5.   Is the finished book very different from your original idea? How many drafts did you write and how long did it take to complete?

The book hasn't actually changed that much! I wrote the beginning a few times until I was happy with the direction it was going, and then I just kept writing until I had a complete draft. After that, I concentrated on intensifying everything. But after the first draft the basic story didn't change.

6.   The book's chapters are featured as Now, After and Before. How did you plan and write these, as they follow different timelines? Was it challenging?

Strangely I found it quite easy to write in this way. I planned out what steps I wanted Alex to follow on each timeline, breaking it down into chapter sections. I think a lot of writers find finishing the hardest thing once they have started a story, so by breaking it into small steps, I had all of the plot's milestones already laid out for myself and I was really motivated to finish a section at each sitting.

It did take quite a fair bit of planning because I wanted to mirror his personal developments in each timeline, which required lots of thoughts. For example, I wanted to match a moment when he had to choose to trust someone with a moment when his trust was betrayed. But I won't give away which bits these are!

7.   How did your lead character, Alex, develop, and how much of the story was led by him?

A lot of the story was led by Alex. He was the constant when I wrote it and the other characters all reacted to him. He has a strength which I'm really proud of but also has weaknesses and fears, the same as the rest of us. The harder I made the world around him, the stronger he became.

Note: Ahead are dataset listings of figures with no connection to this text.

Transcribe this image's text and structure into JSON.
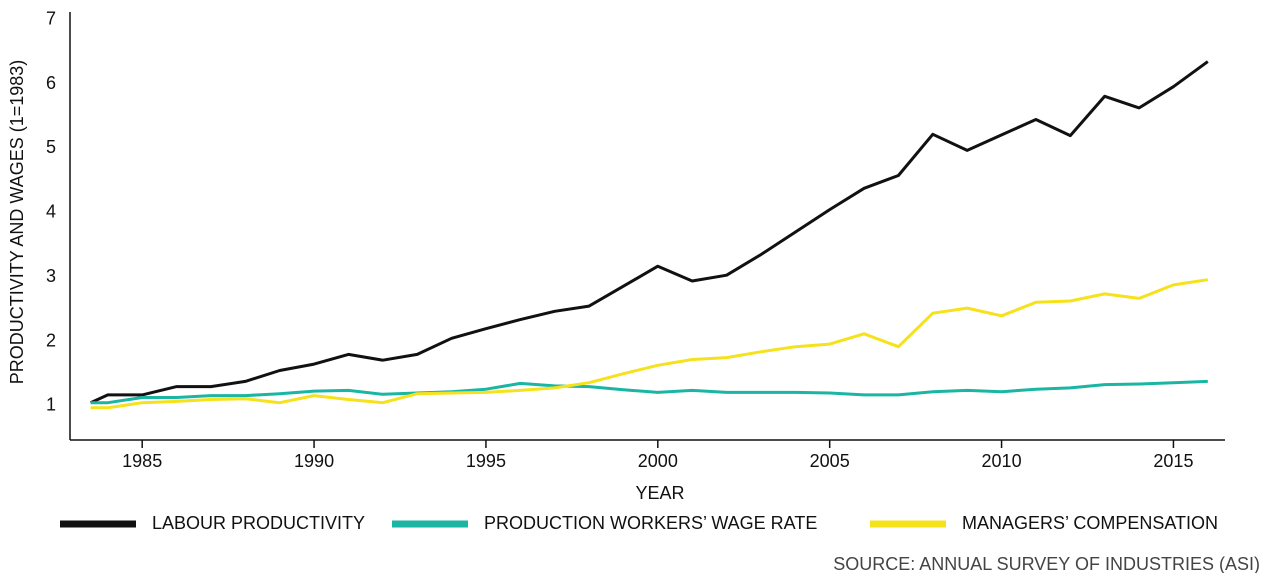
{
  "chart_data": {
    "type": "line",
    "x_label": "YEAR",
    "y_label": "PRODUCTIVITY AND WAGES (1=1983)",
    "source": "SOURCE: ANNUAL SURVEY OF INDUSTRIES (ASI)",
    "x": [
      1983.5,
      1984,
      1985,
      1986,
      1987,
      1988,
      1989,
      1990,
      1991,
      1992,
      1993,
      1994,
      1995,
      1996,
      1997,
      1998,
      1999,
      2000,
      2001,
      2002,
      2003,
      2004,
      2005,
      2006,
      2007,
      2008,
      2009,
      2010,
      2011,
      2012,
      2013,
      2014,
      2015,
      2016
    ],
    "series": [
      {
        "name": "LABOUR PRODUCTIVITY",
        "color": "#111111",
        "values": [
          1.05,
          1.17,
          1.17,
          1.3,
          1.3,
          1.38,
          1.55,
          1.65,
          1.8,
          1.71,
          1.8,
          2.05,
          2.2,
          2.34,
          2.47,
          2.55,
          2.86,
          3.17,
          2.94,
          3.03,
          3.35,
          3.7,
          4.05,
          4.38,
          4.58,
          5.22,
          4.97,
          5.21,
          5.45,
          5.2,
          5.81,
          5.63,
          5.96,
          6.35
        ]
      },
      {
        "name": "PRODUCTION WORKERS’ WAGE RATE",
        "color": "#1ab5a3",
        "values": [
          1.05,
          1.05,
          1.13,
          1.13,
          1.16,
          1.16,
          1.19,
          1.23,
          1.24,
          1.18,
          1.2,
          1.22,
          1.26,
          1.35,
          1.31,
          1.3,
          1.25,
          1.21,
          1.24,
          1.21,
          1.21,
          1.21,
          1.2,
          1.17,
          1.17,
          1.22,
          1.24,
          1.22,
          1.26,
          1.28,
          1.33,
          1.34,
          1.36,
          1.38
        ]
      },
      {
        "name": "MANAGERS’ COMPENSATION",
        "color": "#f5e21a",
        "values": [
          0.97,
          0.97,
          1.05,
          1.07,
          1.1,
          1.11,
          1.05,
          1.16,
          1.1,
          1.05,
          1.19,
          1.2,
          1.21,
          1.24,
          1.28,
          1.36,
          1.5,
          1.63,
          1.72,
          1.75,
          1.84,
          1.92,
          1.96,
          2.12,
          1.92,
          2.44,
          2.52,
          2.4,
          2.61,
          2.63,
          2.74,
          2.67,
          2.88,
          2.96
        ]
      }
    ],
    "xlim": [
      1982.9,
      2016.5
    ],
    "xticks": [
      1985,
      1990,
      1995,
      2000,
      2005,
      2010,
      2015
    ],
    "ylim": [
      0.47,
      7.12
    ],
    "yticks": [
      1,
      2,
      3,
      4,
      5,
      6,
      7
    ],
    "grid": false,
    "legend": "bottom"
  }
}
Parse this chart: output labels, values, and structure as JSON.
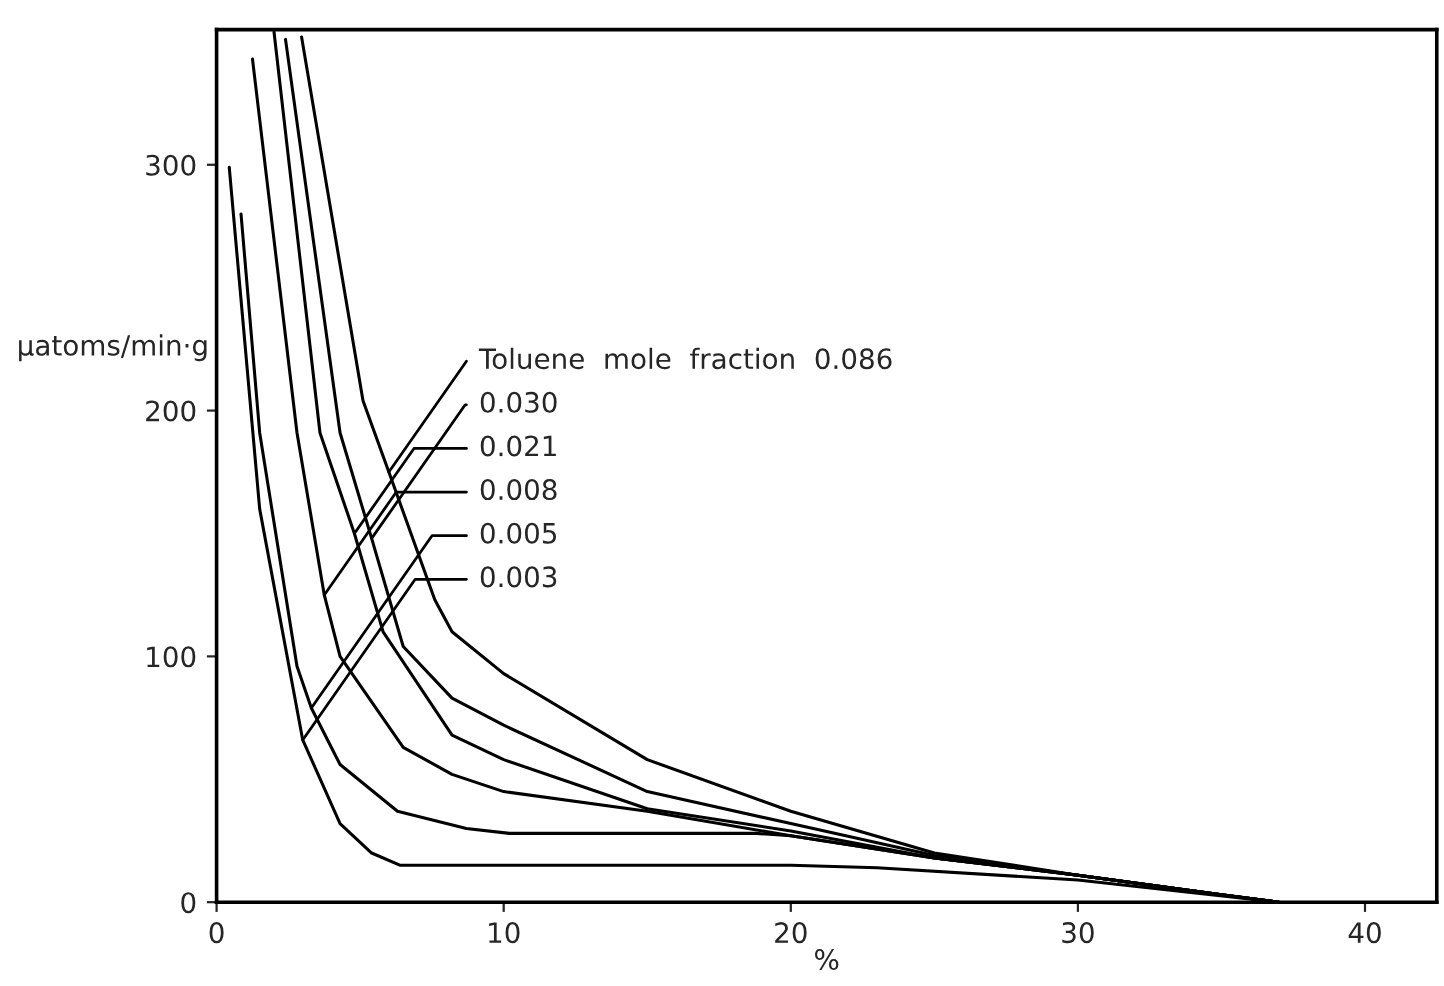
{
  "chart_data": {
    "type": "line",
    "xlabel": "%",
    "ylabel": "μatoms/min·g",
    "xlim": [
      0,
      42.5
    ],
    "ylim": [
      0,
      355
    ],
    "xticks": [
      0,
      10,
      20,
      30,
      40
    ],
    "yticks": [
      0,
      100,
      200,
      300
    ],
    "grid": false,
    "legend": false,
    "marker": "none",
    "line_style": "solid",
    "series": [
      {
        "color": "#000000",
        "x": [
          0.44,
          1.5,
          3.0,
          4.3,
          5.4,
          6.4,
          10,
          15,
          20,
          23,
          30,
          37
        ],
        "values": [
          299,
          160,
          66,
          32,
          20,
          15,
          15,
          15,
          15,
          14,
          9,
          0
        ]
      },
      {
        "color": "#000000",
        "x": [
          0.85,
          1.5,
          2.8,
          3.3,
          4.3,
          6.3,
          8.7,
          10.2,
          15,
          18.8,
          20,
          25,
          30,
          35,
          37
        ],
        "values": [
          280,
          191,
          96,
          79,
          56,
          37,
          30,
          28,
          28,
          28,
          27,
          18,
          11,
          3,
          0
        ]
      },
      {
        "color": "#000000",
        "x": [
          1.25,
          2.8,
          3.75,
          4.3,
          6.5,
          8.2,
          10,
          15,
          20,
          25,
          30,
          35,
          37
        ],
        "values": [
          343,
          191,
          125,
          100,
          63,
          52,
          45,
          37,
          27,
          18,
          11,
          3,
          0
        ]
      },
      {
        "color": "#000000",
        "x": [
          2.0,
          3.6,
          4.8,
          5.8,
          8.2,
          10,
          15,
          20,
          25,
          30,
          35,
          37
        ],
        "values": [
          354,
          191,
          150,
          110,
          68,
          58,
          38,
          29,
          18,
          11,
          3,
          0
        ]
      },
      {
        "color": "#000000",
        "x": [
          2.4,
          4.3,
          5.4,
          6.5,
          8.2,
          10,
          15,
          20,
          25,
          30,
          35,
          37
        ],
        "values": [
          351,
          191,
          148,
          104,
          83,
          72,
          45,
          32,
          19,
          11,
          3,
          0
        ]
      },
      {
        "color": "#000000",
        "x": [
          2.96,
          5.1,
          6.0,
          7.6,
          8.2,
          10,
          15,
          20,
          25,
          30,
          35,
          37
        ],
        "values": [
          352,
          204,
          175,
          123,
          110,
          93,
          58,
          37,
          20,
          11,
          3,
          0
        ]
      }
    ],
    "annotations": [
      {
        "text": "Toluene  mole  fraction  0.086",
        "x": 6.0,
        "y": 175
      },
      {
        "text": "0.030",
        "x": 5.4,
        "y": 148
      },
      {
        "text": "0.021",
        "x": 4.8,
        "y": 150
      },
      {
        "text": "0.008",
        "x": 3.75,
        "y": 125
      },
      {
        "text": "0.005",
        "x": 3.3,
        "y": 79
      },
      {
        "text": "0.003",
        "x": 3.0,
        "y": 66
      }
    ]
  }
}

Sometimes I would watch my kids react to tough things in life and I'd see them grit their teeth and get on with it. All kids have that strength and, as Alex says, you can't be brave unless you are scared. I remembered all those moments when my kids wanted to give up but didn't, and I gave them to Alex.

8.   Why did you focus the story on a refugee, and how did you research it? Why do you feel that it is important that we hear these stories?

I remember reading articles about refugees and thinking how different the real people described were from the generalisation you often get in the media. A huge variety of people find themselves homeless and wandering across the world, often finding themselves unwanted wherever they go. They must have such strength and resilience to keep going, so I wanted to encourage people to think a little more about how hard it must be and to appeal to their empathy.

I did quite a lot of research and reading but I didn't try and base the story exactly on other people's experiences. Alex and his dad have a specific reason for leaving, so this isn't a story you can point to and say it's representative of all other refugees. Everyone who leaves their home has a unique story and I thought we should all think a little bit about what those stories might be.

9.   Other than a great story, what would you like your readers to take from Running Out of Time? 

I guess what I like most about the book is how, despite the difficulties Alex faces, it is ultimately a positive story in many ways. At one point Ronnie says to Alex "We all had dreams. We all want a TV life and a big car and a magic door that opens to the world we were promised. But we are from a place no one cares about. So no one cares about us." And yet, even though Ronnie has given up on his dreams, we can see that he is wrong to do so. And so, with strength and kindness and the examples of others, maybe he will realise that.

10.   Where and when do you do your best writing? 

I write in the Jubilee library in Brighton, because I get way too distracted at home. The internet can be a terrible thing…

11.   What are you writing currently?

Currently I'm trying to finish a story about a young boy that becomes a jewel thief. It's about the son of a policeman whose dad is arrested and accused of corruption. My hero has to prove his dad has been framed by identifying the criminals, and of course the only way to do that is to recreate the crime!

12.   What do you enjoy doing when you're away from your desk?

I watch Brighton play football, I read quite a lot and I'm still doing Jo Wicks! My favourite thing, though, is just to be with the family.